The other interesting feature of the Super Pocket is the inclusion of ‘Easy Modes’ for many of the included games. The creators of the Super Pocket have rightly realized that though classic arcade games were fun, they were also designed to guzzle coins, so their difficulty could be perhaps tuned higher than some players might be comfortable with. Engaging Easy mode means users can experience the nostalgia without frustration.
Looking at the Taito unit first, it includes eighteen built-in games: Bubble Bobble, Cadash, Chack’n Pop, Don Doko Don, Elevator Action, Football Champ, Growl, Kiki Kaikai, Liquid Kids, Operation Wolf, Puzzle Bobble, Rastan, Space Invaders, Space Invaders ’91, The Fairyland Story, The Legend of Kage, The New Zealand Story, and Volfied.

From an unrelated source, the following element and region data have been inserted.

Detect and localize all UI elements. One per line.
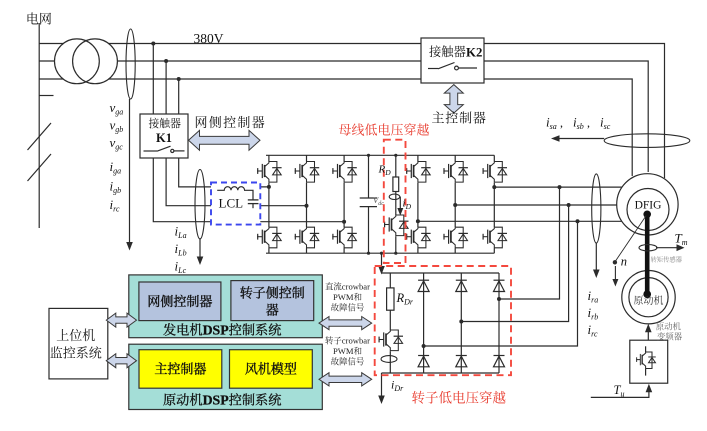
svg-text:转子crowbar: 转子crowbar (325, 335, 370, 347)
svg-text:接触器: 接触器 (429, 42, 466, 60)
svg-text:变频器: 变频器 (657, 331, 683, 343)
svg-text:母线低电压穿越: 母线低电压穿越 (339, 120, 430, 139)
svg-text:主控制器: 主控制器 (154, 359, 206, 378)
svg-text:主控制器: 主控制器 (432, 108, 487, 127)
svg-text:转子低电压穿越: 转子低电压穿越 (412, 387, 507, 407)
svg-text:接触器: 接触器 (149, 116, 182, 131)
svg-text:原动机DSP控制系统: 原动机DSP控制系统 (163, 390, 282, 409)
svg-text:故障信号: 故障信号 (331, 356, 365, 368)
svg-text:网侧控制器: 网侧控制器 (147, 291, 212, 310)
svg-text:发电机DSP控制系统: 发电机DSP控制系统 (163, 320, 282, 339)
svg-text:K1: K1 (156, 131, 172, 145)
svg-text:故障信号: 故障信号 (331, 302, 365, 314)
svg-text:器: 器 (266, 300, 279, 319)
svg-text:风机模型: 风机模型 (245, 359, 297, 378)
svg-text:原动机: 原动机 (634, 292, 664, 307)
svg-text:n: n (621, 255, 627, 269)
svg-text:电网: 电网 (26, 9, 52, 28)
svg-text:上位机: 上位机 (56, 325, 95, 344)
svg-text:监控系统: 监控系统 (50, 343, 102, 362)
svg-text:转矩传感器: 转矩传感器 (651, 255, 683, 264)
svg-text:直流crowbar: 直流crowbar (325, 281, 370, 293)
svg-text:K2: K2 (466, 46, 482, 60)
svg-text:LCL: LCL (219, 196, 244, 211)
svg-text:380V: 380V (194, 31, 224, 46)
svg-text:网侧控制器: 网侧控制器 (195, 112, 267, 131)
svg-text:DFIG: DFIG (635, 200, 662, 212)
svg-text:,: , (560, 116, 563, 130)
svg-text:,: , (587, 116, 590, 130)
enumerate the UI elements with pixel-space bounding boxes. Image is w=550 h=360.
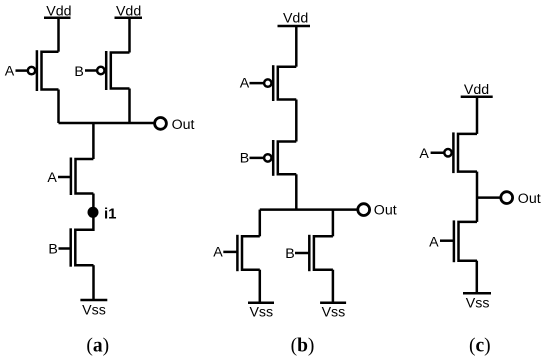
svg-text:A: A	[240, 76, 250, 92]
svg-text:B: B	[74, 64, 83, 80]
svg-text:Out: Out	[518, 191, 541, 207]
svg-text:Vdd: Vdd	[464, 82, 489, 98]
svg-text:A: A	[429, 234, 439, 250]
svg-text:Vdd: Vdd	[46, 4, 71, 20]
svg-text:(c): (c)	[469, 336, 491, 357]
svg-text:(b): (b)	[291, 336, 315, 357]
svg-text:Vss: Vss	[249, 304, 273, 320]
svg-text:Vdd: Vdd	[116, 4, 141, 20]
svg-text:Vdd: Vdd	[283, 11, 308, 27]
svg-text:A: A	[5, 64, 15, 80]
svg-text:i1: i1	[104, 205, 117, 222]
svg-text:B: B	[48, 242, 57, 258]
svg-text:Vss: Vss	[466, 295, 490, 311]
svg-text:B: B	[240, 151, 249, 167]
svg-text:Vss: Vss	[322, 304, 346, 320]
svg-text:Out: Out	[172, 117, 195, 133]
svg-text:(a): (a)	[86, 335, 109, 356]
svg-text:A: A	[419, 146, 429, 162]
svg-text:A: A	[47, 170, 57, 186]
svg-text:Out: Out	[374, 203, 397, 219]
svg-text:A: A	[213, 245, 223, 261]
svg-text:B: B	[285, 246, 294, 262]
svg-text:Vss: Vss	[82, 303, 106, 319]
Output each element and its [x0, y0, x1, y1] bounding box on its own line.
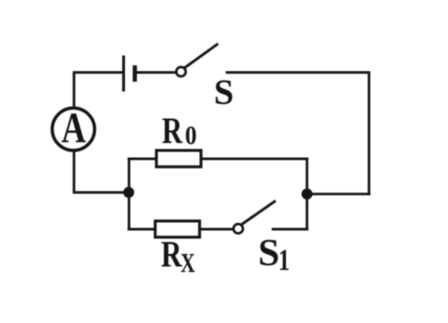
wire: R0 branch left lead	[129, 158, 156, 161]
wire: parallel-loop right vertical	[306, 159, 309, 229]
wire: S1 to bottom-right corner	[273, 228, 307, 231]
wire: ammeter branch to left junction	[74, 151, 129, 193]
svg-text:R: R	[162, 112, 183, 152]
svg-text:S: S	[258, 232, 279, 274]
wire: R0 branch right lead	[201, 158, 307, 161]
wire: parallel-loop left vertical	[128, 159, 131, 229]
wire: Rx branch left lead	[129, 228, 155, 231]
switch S1	[234, 202, 275, 234]
svg-text:R: R	[161, 234, 183, 275]
svg-text:A: A	[61, 104, 86, 152]
switch S	[176, 45, 217, 77]
resistor R0	[156, 150, 201, 166]
svg-text:X: X	[181, 249, 196, 278]
resistor Rx	[155, 221, 199, 237]
ammeter A	[52, 108, 94, 150]
node: right junction dot	[302, 189, 313, 200]
wire: top-left horizontal (corner to battery)	[74, 72, 122, 107]
wire: battery to switch S	[137, 71, 175, 74]
battery B1	[124, 56, 135, 92]
svg-text:1: 1	[278, 243, 290, 277]
wire: switch S to top-right corner, down right side	[227, 72, 369, 194]
svg-text:0: 0	[185, 122, 197, 150]
wire: right junction to outer right wire	[307, 193, 369, 196]
wire: Rx to switch S1	[200, 228, 233, 231]
svg-text:S: S	[214, 72, 234, 112]
node: left junction dot	[123, 187, 134, 198]
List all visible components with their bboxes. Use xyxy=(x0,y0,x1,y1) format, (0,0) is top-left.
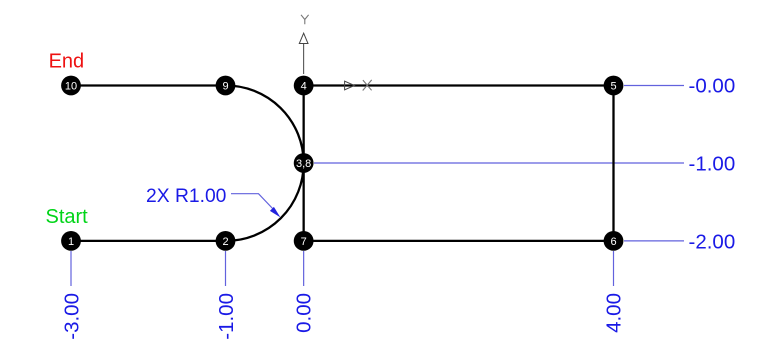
svg-text:-1.00: -1.00 xyxy=(215,293,238,340)
svg-text:3,8: 3,8 xyxy=(296,158,311,170)
leader from node 6 to label -2.00 xyxy=(624,240,684,242)
node 2 xyxy=(216,231,236,251)
svg-text:7: 7 xyxy=(301,236,307,248)
svg-text:1: 1 xyxy=(68,236,74,248)
node 10 xyxy=(61,76,81,96)
wire segment 6-7 (bottom line) xyxy=(304,240,614,242)
wire segment 9-10 (top left line) xyxy=(71,84,226,86)
leader from node 5 to label -0.00 xyxy=(624,85,684,87)
node 9 xyxy=(216,76,236,96)
svg-text:4: 4 xyxy=(301,80,307,92)
node 5 xyxy=(604,76,624,96)
node 6 xyxy=(604,231,624,251)
svg-text:-1.00: -1.00 xyxy=(689,152,736,175)
svg-text:0.00: 0.00 xyxy=(293,293,316,333)
svg-text:10: 10 xyxy=(65,80,77,92)
Y axis label xyxy=(301,15,309,24)
svg-text:-0.00: -0.00 xyxy=(689,75,736,98)
leader below node 2 xyxy=(225,251,227,286)
wire segment 7-3-4 (vertical line x=0) xyxy=(302,86,304,241)
node 1 xyxy=(61,231,81,251)
node 3,8 xyxy=(294,153,314,173)
wire segment 4-5 (top line) xyxy=(304,84,614,86)
leader below node 1 xyxy=(70,251,72,286)
svg-text:-2.00: -2.00 xyxy=(689,230,736,253)
Y axis arrowhead xyxy=(299,33,308,43)
svg-text:5: 5 xyxy=(610,80,616,92)
radius annotation leader with arrow xyxy=(231,194,275,211)
leader below node 7 xyxy=(303,251,305,286)
svg-text:2: 2 xyxy=(222,236,228,248)
node 7 xyxy=(294,231,314,251)
arc 2-3 and arc 8-9 (semicircle R1.00) xyxy=(226,85,304,240)
wire segment 1-2 (bottom left line) xyxy=(71,240,226,242)
Y axis line xyxy=(303,44,305,75)
X axis arrowhead xyxy=(345,81,355,90)
svg-text:9: 9 xyxy=(222,80,228,92)
svg-text:-3.00: -3.00 xyxy=(60,293,83,340)
leader from node 3,8 to label -1.00 xyxy=(314,162,684,164)
svg-text:End: End xyxy=(49,51,85,73)
svg-text:6: 6 xyxy=(610,236,616,248)
X axis label xyxy=(363,80,372,91)
svg-text:4.00: 4.00 xyxy=(602,293,625,333)
svg-text:Start: Start xyxy=(46,206,89,228)
node 4 xyxy=(294,76,314,96)
wire segment 5-6 (right vertical line) xyxy=(612,86,614,241)
leader below node 6 xyxy=(613,251,615,286)
svg-text:2X R1.00: 2X R1.00 xyxy=(146,186,226,207)
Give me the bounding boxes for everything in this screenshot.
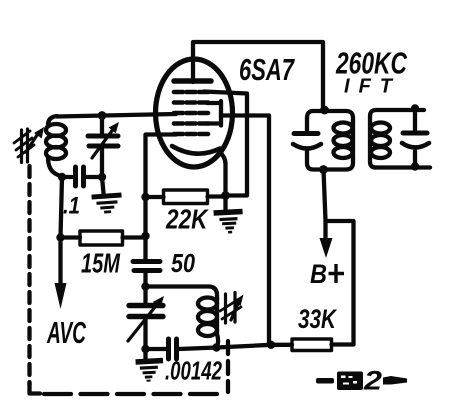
node oscillator coil bottom junction: [212, 343, 220, 351]
wire screen feed long vertical: [267, 116, 271, 345]
oscillator core adjust symbol: [220, 293, 241, 324]
resistor R1 22K: [146, 195, 164, 199]
ground antenna: [102, 177, 104, 193]
ground oscillator: [143, 349, 147, 359]
node AVC / 15M left junction: [56, 233, 64, 241]
grid G5 (dashed row 1): [174, 90, 210, 95]
wire screen feed takeoff: [221, 113, 269, 117]
AVC arrow: [58, 238, 62, 287]
ground cathode: [223, 196, 227, 210]
grid G1 (dashed row 5): [174, 132, 210, 137]
node IFT secondary bottom junction: [411, 162, 419, 170]
wire signal grid G3 to antenna tank: [57, 114, 176, 117]
dashed gang line left: [27, 166, 31, 385]
node screen / 33K junction: [267, 341, 275, 349]
grid G4 (dashed row 2): [174, 100, 210, 105]
node C2/C1 bottom junction to ground: [98, 173, 106, 181]
oscillator tank top wire: [146, 287, 218, 301]
resistor R3 33K: [292, 339, 332, 351]
svg-text:.1: .1: [63, 193, 80, 220]
capacitor C1 variable (antenna tuning): [100, 116, 104, 134]
op tube 6SA7 envelope U1: [156, 59, 233, 167]
svg-text:22K: 22K: [165, 204, 209, 235]
antenna coil L1: [48, 116, 57, 125]
grid G3 (dashed row 3): [174, 111, 210, 116]
svg-text:6SA7: 6SA7: [239, 52, 295, 87]
capacitor C2 value .1: [62, 175, 72, 179]
node IFT primary bottom junction: [319, 165, 328, 174]
IFT primary coil: [334, 123, 353, 134]
svg-text:B: B: [310, 259, 327, 289]
svg-text:2: 2: [363, 366, 382, 396]
grid G2 (dashed row 4): [174, 121, 210, 126]
IFT secondary coil: [371, 123, 390, 134]
svg-text:AVC: AVC: [46, 315, 86, 350]
bracket screen grids G2+G4 tie: [207, 101, 221, 126]
cathode arc of U1: [172, 146, 220, 154]
wire cathode down to ground junction: [218, 151, 226, 196]
capacitor IFT primary: [294, 131, 318, 136]
node oscillator tank top junction: [141, 282, 149, 290]
node G1 / 22K left junction: [141, 193, 149, 201]
svg-text:50: 50: [171, 248, 195, 278]
node 15M right / C3 top junction: [141, 232, 149, 240]
node oscillator ground junction: [141, 345, 149, 353]
oscillator coil L2: [198, 298, 217, 310]
svg-text:15M: 15M: [81, 248, 120, 279]
node IFT secondary top junction: [411, 104, 419, 112]
resistor R2 15M: [61, 235, 81, 239]
plate bar of U1: [174, 78, 211, 84]
svg-text:.00142: .00142: [165, 356, 222, 386]
antenna core adjust symbol: [14, 129, 39, 163]
dashed gang line right: [226, 341, 230, 392]
figure mark: [316, 366, 407, 396]
wire G5 to cathode ground bus: [204, 92, 247, 196]
capacitor C4 variable (oscillator tuning): [143, 287, 147, 303]
wire oscillator bottom bus: [179, 345, 292, 349]
capacitor C5 value .00142: [146, 347, 167, 351]
capacitor C3 value 50: [133, 259, 160, 264]
wire plate lead to IFT primary top: [193, 42, 323, 108]
node IFT primary top junction: [320, 106, 329, 115]
dashed gang line bottom: [44, 392, 218, 396]
node cathode ground junction: [221, 191, 230, 200]
IFT primary tank: [307, 111, 353, 121]
wire G1 exit left and down: [146, 135, 177, 260]
IFT secondary tank: [370, 110, 376, 168]
node antenna tank top / G3 junction: [98, 111, 107, 120]
capacitor IFT secondary: [413, 110, 417, 130]
node antenna coil bottom junction: [58, 173, 66, 181]
B+ arrow: [324, 170, 326, 242]
wire antenna node down to AVC/15M: [61, 177, 63, 238]
svg-text:33K: 33K: [298, 304, 338, 334]
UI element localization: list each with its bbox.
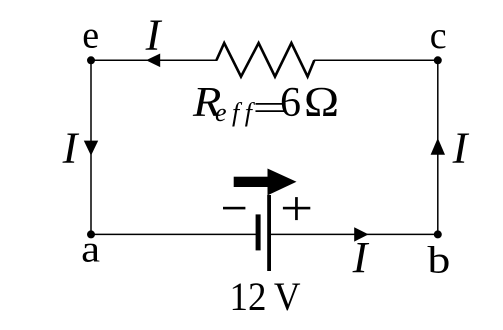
current arrow on right wire (pointing up)	[431, 138, 445, 155]
battery plus sign	[283, 197, 310, 220]
battery minus sign	[223, 207, 245, 210]
resistor R_eff (zigzag)	[216, 43, 314, 77]
wire right: node c to node b	[437, 60, 439, 234]
current arrow on bottom wire (pointing right)	[354, 227, 368, 241]
svg-text:eff: eff	[215, 98, 258, 127]
battery V1 negative plate (short)	[256, 214, 261, 250]
resistor value label R_eff = 6 Ohm	[192, 78, 339, 128]
svg-text:a: a	[81, 228, 100, 270]
svg-text:I: I	[452, 123, 470, 173]
emf direction thick arrow	[234, 169, 297, 196]
node c (dot)	[434, 56, 442, 64]
svg-text:6: 6	[280, 80, 301, 126]
svg-text:I: I	[352, 232, 370, 282]
wire top-right: resistor to node c	[314, 59, 438, 61]
svg-text:c: c	[430, 15, 447, 57]
wire left: node e to node a	[90, 60, 92, 234]
node a (dot)	[87, 230, 95, 238]
wire bottom-left: node a to battery	[91, 233, 256, 235]
node b (dot)	[434, 230, 442, 238]
node e (dot)	[87, 56, 95, 64]
wire top-left: node e to resistor	[91, 59, 217, 61]
node a label	[81, 228, 100, 270]
current arrow on left wire (pointing down)	[84, 141, 98, 156]
battery V1 positive plate (long)	[267, 195, 271, 271]
svg-text:Ω: Ω	[304, 78, 339, 125]
svg-text:e: e	[82, 15, 99, 57]
svg-text:b: b	[428, 240, 451, 282]
svg-text:I: I	[62, 123, 80, 173]
wire bottom-right: battery to node b	[271, 233, 438, 235]
svg-text:12 V: 12 V	[230, 274, 301, 319]
svg-text:I: I	[145, 10, 163, 60]
current arrow on top wire (pointing left)	[146, 54, 160, 68]
node b label	[428, 240, 451, 282]
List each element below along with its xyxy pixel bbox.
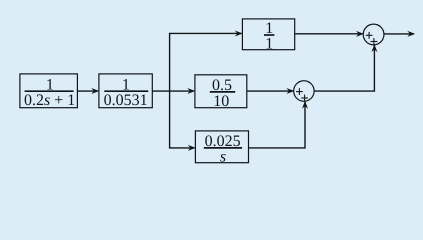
- svg-text:1: 1: [265, 20, 273, 37]
- S2 plus sign left: [296, 88, 303, 95]
- svg-text:10: 10: [213, 93, 229, 110]
- svg-text:0.2s + 1: 0.2s + 1: [24, 92, 75, 109]
- summer S2 lower circle: [294, 81, 315, 102]
- svg-text:0.5: 0.5: [212, 77, 232, 94]
- wire branch vertical: [169, 33, 171, 147]
- svg-text:s: s: [220, 149, 226, 166]
- svg-text:0.0531: 0.0531: [104, 92, 148, 109]
- block G4 1/1 top: [242, 19, 294, 50]
- wire branch to top block: [169, 32, 241, 34]
- block G2 1/0.0531: [99, 74, 152, 108]
- S2 plus sign bottom: [301, 95, 308, 102]
- wire lower summer to top summer (right then up): [314, 45, 374, 91]
- wire G5 to lower summer (right then up): [249, 102, 305, 148]
- svg-text:1: 1: [265, 35, 273, 52]
- svg-text:0.025: 0.025: [205, 133, 241, 150]
- summer S1 top circle: [363, 24, 384, 45]
- wire output from top summer: [384, 33, 414, 35]
- wire G1 to G2: [78, 90, 98, 92]
- block G5 0.025/s bottom: [195, 131, 248, 163]
- block G1 1/(0.2s+1): [20, 74, 78, 108]
- S1 plus sign left: [366, 32, 373, 39]
- S1 plus sign bottom: [371, 38, 378, 45]
- wire G4 to top summer: [295, 33, 363, 35]
- wire branch to bottom block: [169, 147, 194, 149]
- wire G2 to branch node and to G3: [152, 90, 193, 92]
- wire G3 to lower summer: [247, 90, 293, 92]
- block G3 0.5/10 middle: [195, 75, 247, 108]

The only really baffling inclusion is Operation Wolf, a light-gun game that does not work particularly well with the Super Pocket screen and controls. Other than that, it is a brilliant selection of classics, and titles like Puzzle Bobble and The New Zealand Story work particularly well in this format.
On the Capcom side, we have twelve games to choose from: 1942, 1943, 1944: The Loop Master, Bionic Commando, Captain Commando, Final Fight, Forgotten Worlds, Ghouls ’n Ghosts, Mega Man, Street Fighter II: Hyper Fighting, Strider, and Wolf of the Battlefield: MERCS.
Of this selection, Street Fighter II suffers a little from the slightly awkward controls, as it needs the rear bumper buttons for some attacks, but manages to look and feel impressive otherwise. Forgotten Worlds is another confusing choice, as the lack of included instructions means the controls are difficult to parse, even for experienced retro gamers. It is on the Capcom unit where the ‘Easy’ mode might be most useful, as it includes notoriously difficult games, like Ghouls ‘n Ghosts or the original Mega Man.
Should you buy it?
The Super Pocket is not a perfect machine. The controls have some flaws, such as the rear button placement and the Capcom unit in particular has some games that don’t do well on the tiny screen. That said, the vast library of games available due to the Evercade compatibility and official licensing, as well as the extremely reasonable price point and high build quality make it a tempting option for retro gaming on the go.
The verdict: 4/5
There are certainly worse ways to spend your time waiting in a train station or a dentist’s office than engaging in a few rounds of Bubble Bobble.